Saturday
Dec172011

yesterday, like today

We know that no one ever seizes power with the intention of relinquishing it. Power is not a means, it is an end. One does not establish a dictatorship in order to safeguard a revolution; one makes the revolution in order to establish the dictatorship.

George Orwell, 1984.

We must smother the internal and external enemies of the Republic or perish with it; now in this situation, the first maxim of your policy ought to be to lead the people by reason and the people's enemies by terror.

Maximilien Robespierre, Speech to the National Convention, February 5, 1794.

The country’s newly appointed prime minister, Kamal al Ganzouri, addressed the nation for the first time on Monday, calling the recent events an “attack on the revolution,” and denying that the military shot anyone. He asserted that the people gathered in Cairo’s iconic Tahrir Square, the center of Egypt’s winter uprising, were not “pure” revolutionaries.

“We have never used anything that could be labeled as violence,” he said.

"Egypt clashes continue for second day; 8 killed, 300 wounded," Washington Post, December 17, 2011.

The title of this post is the title of a book written by Charlie Weber who died while in the custody of the Stasi, the East German secret police. The German title is Gestern Wie Heute, and the book, according to his wife, Miriam, is "about the way that one dictatorship here is the same as another." (Anna Funder, Stasiland: Stories from Behind the Berlin Wall, p. 34.)

Saturday
Dec172011

phew

I'm leaving Goa and India in two days to head for Thailand for the holidays with my girl. Try and imagine the momentary shock seeing this headline on Google News, clicking the link, reading the article, and only then, seeing the big blue banner.

"Indo-Goa border sealed"

Thursday
Dec082011

so an elephant, a camel, and a cow walk into an intersection.

...And that's rush hour in India.

Wednesday
Dec072011

in-flight electronics

The news says that Alec Baldwin was kicked off an airplane for playing a game on his phone.

You hear lots of stuff about the importance of turning off your electronics while flying and lots of stuff about how it's airlines on a power trip.
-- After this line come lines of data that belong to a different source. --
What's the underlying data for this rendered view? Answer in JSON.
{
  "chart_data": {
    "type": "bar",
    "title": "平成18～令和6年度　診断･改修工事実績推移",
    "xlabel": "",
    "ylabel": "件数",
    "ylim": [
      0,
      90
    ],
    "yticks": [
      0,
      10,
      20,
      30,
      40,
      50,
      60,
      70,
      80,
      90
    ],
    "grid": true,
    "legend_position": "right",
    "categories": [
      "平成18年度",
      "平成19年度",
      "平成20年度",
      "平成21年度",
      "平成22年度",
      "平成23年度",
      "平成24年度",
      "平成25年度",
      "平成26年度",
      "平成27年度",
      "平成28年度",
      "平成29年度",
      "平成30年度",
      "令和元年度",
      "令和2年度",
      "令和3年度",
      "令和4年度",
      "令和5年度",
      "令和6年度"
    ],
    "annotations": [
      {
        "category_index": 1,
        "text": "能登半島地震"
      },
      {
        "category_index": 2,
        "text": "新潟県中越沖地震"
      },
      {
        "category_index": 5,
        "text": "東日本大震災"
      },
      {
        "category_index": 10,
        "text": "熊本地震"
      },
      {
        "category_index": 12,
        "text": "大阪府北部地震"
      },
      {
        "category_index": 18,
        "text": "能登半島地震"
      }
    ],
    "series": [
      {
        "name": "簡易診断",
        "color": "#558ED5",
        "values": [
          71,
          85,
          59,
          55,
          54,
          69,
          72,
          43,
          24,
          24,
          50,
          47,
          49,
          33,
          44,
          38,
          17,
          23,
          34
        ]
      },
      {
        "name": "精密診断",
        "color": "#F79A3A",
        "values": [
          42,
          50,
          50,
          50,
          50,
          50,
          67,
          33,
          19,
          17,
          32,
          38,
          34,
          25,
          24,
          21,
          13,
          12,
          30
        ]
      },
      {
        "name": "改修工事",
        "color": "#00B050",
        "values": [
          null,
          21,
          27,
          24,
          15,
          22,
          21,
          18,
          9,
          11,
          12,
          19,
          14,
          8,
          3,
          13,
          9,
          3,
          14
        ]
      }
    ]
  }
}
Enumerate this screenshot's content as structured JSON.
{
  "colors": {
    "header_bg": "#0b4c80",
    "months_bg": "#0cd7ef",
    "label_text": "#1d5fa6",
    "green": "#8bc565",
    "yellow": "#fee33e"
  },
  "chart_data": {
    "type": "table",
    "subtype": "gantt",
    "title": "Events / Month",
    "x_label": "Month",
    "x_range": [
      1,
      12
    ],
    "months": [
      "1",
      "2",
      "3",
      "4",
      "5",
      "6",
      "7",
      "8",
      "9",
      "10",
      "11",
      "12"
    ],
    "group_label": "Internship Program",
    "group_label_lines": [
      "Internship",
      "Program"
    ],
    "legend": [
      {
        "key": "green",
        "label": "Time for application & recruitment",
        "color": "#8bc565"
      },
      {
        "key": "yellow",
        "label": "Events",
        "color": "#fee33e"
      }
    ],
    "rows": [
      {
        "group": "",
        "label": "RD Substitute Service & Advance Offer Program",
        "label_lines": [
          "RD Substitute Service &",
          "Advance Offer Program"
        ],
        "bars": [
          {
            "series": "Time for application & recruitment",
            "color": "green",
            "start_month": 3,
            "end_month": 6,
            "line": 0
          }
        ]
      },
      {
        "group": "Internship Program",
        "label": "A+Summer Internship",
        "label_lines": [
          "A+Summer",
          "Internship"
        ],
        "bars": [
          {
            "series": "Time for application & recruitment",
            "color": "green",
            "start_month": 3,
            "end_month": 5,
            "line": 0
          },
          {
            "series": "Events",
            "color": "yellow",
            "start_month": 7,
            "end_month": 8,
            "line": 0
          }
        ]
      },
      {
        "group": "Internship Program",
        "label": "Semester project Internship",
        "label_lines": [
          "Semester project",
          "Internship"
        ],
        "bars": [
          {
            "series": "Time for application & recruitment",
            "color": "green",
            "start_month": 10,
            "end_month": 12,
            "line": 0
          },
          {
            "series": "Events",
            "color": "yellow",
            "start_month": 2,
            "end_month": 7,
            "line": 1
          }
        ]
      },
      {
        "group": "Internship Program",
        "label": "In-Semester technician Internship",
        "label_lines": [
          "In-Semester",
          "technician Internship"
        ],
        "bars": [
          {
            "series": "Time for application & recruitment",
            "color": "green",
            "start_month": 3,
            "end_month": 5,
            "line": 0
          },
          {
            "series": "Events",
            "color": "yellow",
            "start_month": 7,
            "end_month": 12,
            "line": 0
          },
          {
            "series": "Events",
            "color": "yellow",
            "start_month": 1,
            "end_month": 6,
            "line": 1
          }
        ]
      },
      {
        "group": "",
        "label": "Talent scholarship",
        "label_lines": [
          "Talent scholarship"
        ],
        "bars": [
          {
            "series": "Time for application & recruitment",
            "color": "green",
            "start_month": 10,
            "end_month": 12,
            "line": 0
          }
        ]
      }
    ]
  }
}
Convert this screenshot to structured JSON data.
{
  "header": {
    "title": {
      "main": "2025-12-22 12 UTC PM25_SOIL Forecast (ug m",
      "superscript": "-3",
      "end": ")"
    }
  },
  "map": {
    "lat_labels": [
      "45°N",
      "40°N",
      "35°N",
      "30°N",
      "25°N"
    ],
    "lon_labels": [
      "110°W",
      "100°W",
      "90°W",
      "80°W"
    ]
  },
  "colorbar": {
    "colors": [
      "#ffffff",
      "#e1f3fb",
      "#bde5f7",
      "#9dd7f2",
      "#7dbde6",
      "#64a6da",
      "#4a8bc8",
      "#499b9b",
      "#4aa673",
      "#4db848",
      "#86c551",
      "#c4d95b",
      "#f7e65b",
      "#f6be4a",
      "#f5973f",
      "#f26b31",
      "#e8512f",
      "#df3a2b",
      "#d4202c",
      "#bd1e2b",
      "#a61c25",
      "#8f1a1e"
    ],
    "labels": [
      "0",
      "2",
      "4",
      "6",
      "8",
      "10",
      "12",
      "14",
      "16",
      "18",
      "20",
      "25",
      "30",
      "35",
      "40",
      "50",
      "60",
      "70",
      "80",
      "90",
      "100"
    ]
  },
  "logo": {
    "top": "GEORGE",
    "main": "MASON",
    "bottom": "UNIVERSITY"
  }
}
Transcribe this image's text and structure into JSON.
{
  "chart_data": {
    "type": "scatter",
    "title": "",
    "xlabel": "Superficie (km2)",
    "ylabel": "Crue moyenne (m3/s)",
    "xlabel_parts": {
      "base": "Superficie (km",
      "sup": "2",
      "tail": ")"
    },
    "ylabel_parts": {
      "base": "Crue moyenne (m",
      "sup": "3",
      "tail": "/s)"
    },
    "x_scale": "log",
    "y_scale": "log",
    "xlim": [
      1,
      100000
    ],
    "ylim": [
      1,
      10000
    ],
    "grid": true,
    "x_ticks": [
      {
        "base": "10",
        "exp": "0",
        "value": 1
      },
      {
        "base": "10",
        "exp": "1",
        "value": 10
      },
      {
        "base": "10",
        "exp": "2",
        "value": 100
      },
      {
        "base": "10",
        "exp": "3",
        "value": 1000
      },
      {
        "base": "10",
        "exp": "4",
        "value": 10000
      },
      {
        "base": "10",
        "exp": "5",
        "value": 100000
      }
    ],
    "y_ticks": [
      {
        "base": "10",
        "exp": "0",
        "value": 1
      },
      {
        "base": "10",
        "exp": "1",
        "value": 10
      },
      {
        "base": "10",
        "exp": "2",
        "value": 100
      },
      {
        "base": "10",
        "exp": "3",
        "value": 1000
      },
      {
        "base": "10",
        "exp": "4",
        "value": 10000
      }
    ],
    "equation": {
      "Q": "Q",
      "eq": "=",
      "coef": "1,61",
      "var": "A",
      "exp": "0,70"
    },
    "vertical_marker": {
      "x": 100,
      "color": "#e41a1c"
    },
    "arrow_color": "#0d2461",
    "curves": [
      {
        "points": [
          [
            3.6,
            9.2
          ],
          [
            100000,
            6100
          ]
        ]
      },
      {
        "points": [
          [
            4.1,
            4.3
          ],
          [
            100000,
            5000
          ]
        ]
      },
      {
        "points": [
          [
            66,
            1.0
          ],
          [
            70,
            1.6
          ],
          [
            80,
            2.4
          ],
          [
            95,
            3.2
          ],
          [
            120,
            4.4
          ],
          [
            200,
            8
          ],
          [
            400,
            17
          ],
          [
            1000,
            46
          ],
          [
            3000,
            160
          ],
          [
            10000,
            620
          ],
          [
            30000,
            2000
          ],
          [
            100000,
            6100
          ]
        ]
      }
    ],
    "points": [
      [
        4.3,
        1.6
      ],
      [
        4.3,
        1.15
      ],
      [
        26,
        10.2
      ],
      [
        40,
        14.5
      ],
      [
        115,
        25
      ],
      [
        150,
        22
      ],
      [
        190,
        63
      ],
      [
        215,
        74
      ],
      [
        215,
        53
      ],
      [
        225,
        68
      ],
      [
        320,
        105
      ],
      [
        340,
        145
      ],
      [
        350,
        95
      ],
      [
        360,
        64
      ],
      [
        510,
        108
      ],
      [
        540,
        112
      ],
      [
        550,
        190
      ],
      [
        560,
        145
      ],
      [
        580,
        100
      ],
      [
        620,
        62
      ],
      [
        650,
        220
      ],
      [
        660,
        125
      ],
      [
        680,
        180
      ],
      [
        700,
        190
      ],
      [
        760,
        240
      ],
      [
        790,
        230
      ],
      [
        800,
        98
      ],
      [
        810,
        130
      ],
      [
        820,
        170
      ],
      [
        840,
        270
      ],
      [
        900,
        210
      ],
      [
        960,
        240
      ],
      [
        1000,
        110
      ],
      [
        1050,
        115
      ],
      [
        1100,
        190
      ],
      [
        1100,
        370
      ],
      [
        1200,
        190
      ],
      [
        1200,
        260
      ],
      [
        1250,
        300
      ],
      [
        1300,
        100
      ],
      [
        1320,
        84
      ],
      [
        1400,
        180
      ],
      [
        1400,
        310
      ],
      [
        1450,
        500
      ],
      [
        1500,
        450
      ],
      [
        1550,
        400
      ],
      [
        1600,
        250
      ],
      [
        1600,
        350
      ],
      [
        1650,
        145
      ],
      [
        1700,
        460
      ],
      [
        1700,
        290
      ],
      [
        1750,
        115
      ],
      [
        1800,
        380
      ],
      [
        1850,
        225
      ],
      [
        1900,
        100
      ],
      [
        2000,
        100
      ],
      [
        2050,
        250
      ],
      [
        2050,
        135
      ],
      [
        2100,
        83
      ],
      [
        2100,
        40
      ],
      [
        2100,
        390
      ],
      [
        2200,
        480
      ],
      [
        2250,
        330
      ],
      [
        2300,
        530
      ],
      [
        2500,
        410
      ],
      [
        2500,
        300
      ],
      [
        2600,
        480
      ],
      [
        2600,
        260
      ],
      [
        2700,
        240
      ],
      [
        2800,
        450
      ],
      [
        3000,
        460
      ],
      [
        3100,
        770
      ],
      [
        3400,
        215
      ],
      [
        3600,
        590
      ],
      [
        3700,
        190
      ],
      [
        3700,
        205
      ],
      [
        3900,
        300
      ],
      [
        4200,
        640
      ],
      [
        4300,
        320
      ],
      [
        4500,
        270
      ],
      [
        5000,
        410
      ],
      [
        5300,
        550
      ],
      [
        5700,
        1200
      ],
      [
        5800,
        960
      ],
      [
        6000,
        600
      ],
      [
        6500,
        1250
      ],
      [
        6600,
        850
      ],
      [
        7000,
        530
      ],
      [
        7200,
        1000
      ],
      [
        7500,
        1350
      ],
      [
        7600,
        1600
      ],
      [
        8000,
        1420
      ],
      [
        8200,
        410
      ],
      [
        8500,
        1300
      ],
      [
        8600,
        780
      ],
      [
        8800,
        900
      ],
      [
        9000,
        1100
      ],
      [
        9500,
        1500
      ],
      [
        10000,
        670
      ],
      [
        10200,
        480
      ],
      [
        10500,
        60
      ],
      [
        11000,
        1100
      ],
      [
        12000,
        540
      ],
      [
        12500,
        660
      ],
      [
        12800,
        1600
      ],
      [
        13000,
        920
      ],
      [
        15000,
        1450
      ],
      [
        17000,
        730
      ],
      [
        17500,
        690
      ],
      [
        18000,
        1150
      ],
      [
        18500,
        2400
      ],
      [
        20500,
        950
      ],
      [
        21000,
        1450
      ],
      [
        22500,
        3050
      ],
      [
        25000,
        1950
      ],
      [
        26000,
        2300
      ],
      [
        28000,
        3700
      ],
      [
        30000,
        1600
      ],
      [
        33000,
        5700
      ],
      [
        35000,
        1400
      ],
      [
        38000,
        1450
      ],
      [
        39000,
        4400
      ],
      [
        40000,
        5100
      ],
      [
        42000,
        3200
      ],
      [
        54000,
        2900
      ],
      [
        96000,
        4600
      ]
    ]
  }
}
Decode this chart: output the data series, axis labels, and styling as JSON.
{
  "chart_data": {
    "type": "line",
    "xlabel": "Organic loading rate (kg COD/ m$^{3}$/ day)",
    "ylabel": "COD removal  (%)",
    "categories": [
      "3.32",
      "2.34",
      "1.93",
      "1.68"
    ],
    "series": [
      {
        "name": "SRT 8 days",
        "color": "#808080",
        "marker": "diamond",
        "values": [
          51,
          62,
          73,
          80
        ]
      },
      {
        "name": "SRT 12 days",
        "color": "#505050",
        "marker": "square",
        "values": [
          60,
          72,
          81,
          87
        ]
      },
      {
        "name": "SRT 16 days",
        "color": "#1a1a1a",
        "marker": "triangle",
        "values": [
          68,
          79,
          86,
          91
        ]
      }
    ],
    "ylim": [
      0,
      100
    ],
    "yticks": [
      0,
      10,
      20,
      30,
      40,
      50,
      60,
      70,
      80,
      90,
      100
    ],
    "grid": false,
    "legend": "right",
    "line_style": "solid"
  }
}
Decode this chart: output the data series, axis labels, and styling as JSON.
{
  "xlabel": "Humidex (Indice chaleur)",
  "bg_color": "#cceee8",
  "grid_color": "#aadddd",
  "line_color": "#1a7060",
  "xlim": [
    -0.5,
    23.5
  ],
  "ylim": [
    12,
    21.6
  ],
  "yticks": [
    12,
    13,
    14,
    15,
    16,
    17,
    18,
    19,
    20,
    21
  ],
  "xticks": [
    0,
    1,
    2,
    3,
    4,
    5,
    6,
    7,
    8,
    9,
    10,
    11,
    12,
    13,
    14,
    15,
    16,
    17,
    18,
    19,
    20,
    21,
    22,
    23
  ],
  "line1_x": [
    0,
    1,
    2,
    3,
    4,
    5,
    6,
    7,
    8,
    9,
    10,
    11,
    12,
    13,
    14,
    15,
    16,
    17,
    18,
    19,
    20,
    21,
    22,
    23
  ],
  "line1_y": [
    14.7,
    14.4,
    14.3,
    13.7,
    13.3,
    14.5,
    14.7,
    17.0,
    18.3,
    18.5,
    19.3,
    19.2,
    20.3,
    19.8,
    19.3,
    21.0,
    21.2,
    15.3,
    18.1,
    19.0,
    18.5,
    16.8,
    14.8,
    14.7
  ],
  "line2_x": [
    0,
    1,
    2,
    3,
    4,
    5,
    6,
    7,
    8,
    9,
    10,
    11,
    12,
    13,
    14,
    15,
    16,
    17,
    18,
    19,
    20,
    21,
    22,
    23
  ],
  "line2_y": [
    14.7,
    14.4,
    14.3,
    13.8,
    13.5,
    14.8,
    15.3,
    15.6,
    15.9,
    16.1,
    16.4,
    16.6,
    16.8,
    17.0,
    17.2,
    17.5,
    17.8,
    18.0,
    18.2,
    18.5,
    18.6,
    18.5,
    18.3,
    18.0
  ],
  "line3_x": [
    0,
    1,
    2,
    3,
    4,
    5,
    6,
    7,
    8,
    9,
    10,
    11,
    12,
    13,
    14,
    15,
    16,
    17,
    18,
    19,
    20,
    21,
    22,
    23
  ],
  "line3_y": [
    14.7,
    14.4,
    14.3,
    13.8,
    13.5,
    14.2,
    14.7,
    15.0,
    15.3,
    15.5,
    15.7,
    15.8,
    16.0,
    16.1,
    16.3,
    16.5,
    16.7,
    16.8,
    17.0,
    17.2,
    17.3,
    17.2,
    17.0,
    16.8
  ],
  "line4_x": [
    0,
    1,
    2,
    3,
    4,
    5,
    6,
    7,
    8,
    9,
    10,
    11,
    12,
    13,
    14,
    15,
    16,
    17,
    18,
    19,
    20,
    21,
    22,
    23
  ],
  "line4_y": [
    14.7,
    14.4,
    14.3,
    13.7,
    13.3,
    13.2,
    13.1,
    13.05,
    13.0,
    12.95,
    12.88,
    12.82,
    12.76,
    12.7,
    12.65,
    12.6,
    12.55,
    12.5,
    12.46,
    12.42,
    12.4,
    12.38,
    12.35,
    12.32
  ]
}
No one seems to know whether its really necessary. I read a report of a study recently, don't remember where, that said the use of in-flight electronics would continue to be banned because the study concluded there wasn't enough proof that these devices didn't mess up a plane in flight.

When I flew on Royal Air Maroc from Marrakech to Munich back in November they didn't say a thing about using electronics on the plane. I listened to my iPod from the time I sat down till the time I went through customs. We cleared the Alps just fine.

And on one of the legs of my journey from Berlin to Goa, I read my Kindle straight through takeoff - even after having been spied by one of the flight attendants who said nothing. During landing they made me put it away.

I suspect that the real reason is not because these things will mess with the aircraft but rather they want you undistracted in the event that something goes wrong and you need to be alert for evacuation instructions and its easier to enforce a blanket ban on electronic devices than it is to parse through who's wearing headphones, etc., etc.

Right? Wrong? I don't know. What I do know is that I prefer to keep reading during a landing than craning my neck out the window thinking about the landing.

Monday
Dec052011

killer coconut

A second coconut landed in front of me today. There was no danger this time because I was under a roof but I clearly saw it hit the ground. No joke. These things fall with such force and with no warning. If they didn't kill you they'd probably at least split your skull.